CISPA currently has over 100 co-sponsors in Congress and 28 corporate supporters (full list), one of which is Facebook. I asked Facebook for a statement regarding its support, but the company declined to comment on this article. Instead, a spokesperson pointed me to Facebook's letter about the bill (PDF).
I've typed up the body of the letter for easier reading, and so I could add my own comments. Joel Kaplan, Facebook Vice President of U.S. Public Policy, addresses House members Mike Rogers and Dutch Ruppersberger with the following introduction:
I am writing on behalf of Facebook to commend you on your legislation, the "Cyber Intelligence Sharing and Protection Act of 2011," which addresses critical needs in cyber security. Your thoughtful, bipartisan approach will enhance the ability of companies like Facebook to address cyber threats.
Then he explains why, noting that Facebook just wants to protect consumers and help combat malicious Internet activity:
Effective security requires private and public sector cooperation, and successful cooperation necessitates information sharing. Your legislation removes burdensome rules that currently can inhibit protection of the cyber ecosystem, and helps provide a more established structure for sharing within the cyber community while still respecting the privacy rights and expectations of our users. Through timely sharing of threat information, both public and private entities will be able to more effectively combat malicious activity in cyberspace and protect consumers.
In other words, Facebook is supporting CISPA because it takes the pressure of regulating users off the company. While SOPA required private companies to monitor, and held them responsible for, what their users were doing, CISPA is written so the government is responsible.

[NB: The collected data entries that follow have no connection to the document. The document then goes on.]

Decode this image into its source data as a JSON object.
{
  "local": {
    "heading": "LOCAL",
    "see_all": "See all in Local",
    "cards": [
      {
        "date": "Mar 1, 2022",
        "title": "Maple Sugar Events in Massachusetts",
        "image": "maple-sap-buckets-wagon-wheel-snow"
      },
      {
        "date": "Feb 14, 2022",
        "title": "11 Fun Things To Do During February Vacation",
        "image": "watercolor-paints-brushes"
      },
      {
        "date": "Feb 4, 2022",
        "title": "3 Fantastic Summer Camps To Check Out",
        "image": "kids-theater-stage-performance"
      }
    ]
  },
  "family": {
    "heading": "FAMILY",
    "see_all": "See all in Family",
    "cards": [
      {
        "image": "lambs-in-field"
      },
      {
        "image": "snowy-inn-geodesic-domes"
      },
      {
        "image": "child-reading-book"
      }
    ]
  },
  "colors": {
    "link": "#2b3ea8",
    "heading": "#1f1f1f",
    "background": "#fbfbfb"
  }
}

More than 800 million people worldwide entrust Facebook with their information, and maintaining that trust is vital to our success and the core of everything we do. Securing information requires a multi-pronged approach and we employ legal, security, and engineering experts to ensure the integrity of the site. We work regularly with analysts, engineers, fraud experts, and security investigators to prevent abuse, defeat criminals, and help maintain Facebook as a trusted environment. We work closely with the rest of the security community to defend against existing threats, anticipate new ones, and arm people with the tools they need to protect themselves. Your bill will assist our efforts by facilitating this kind of cooperation.
In short, Facebook is happy the bill will protect it from being sued by a user for handing over their information to authorities.
We want to thank you again for your legislation addressing demonstrated cyber security needs, and look forward to continuing to work with you and your colleagues on this important issue.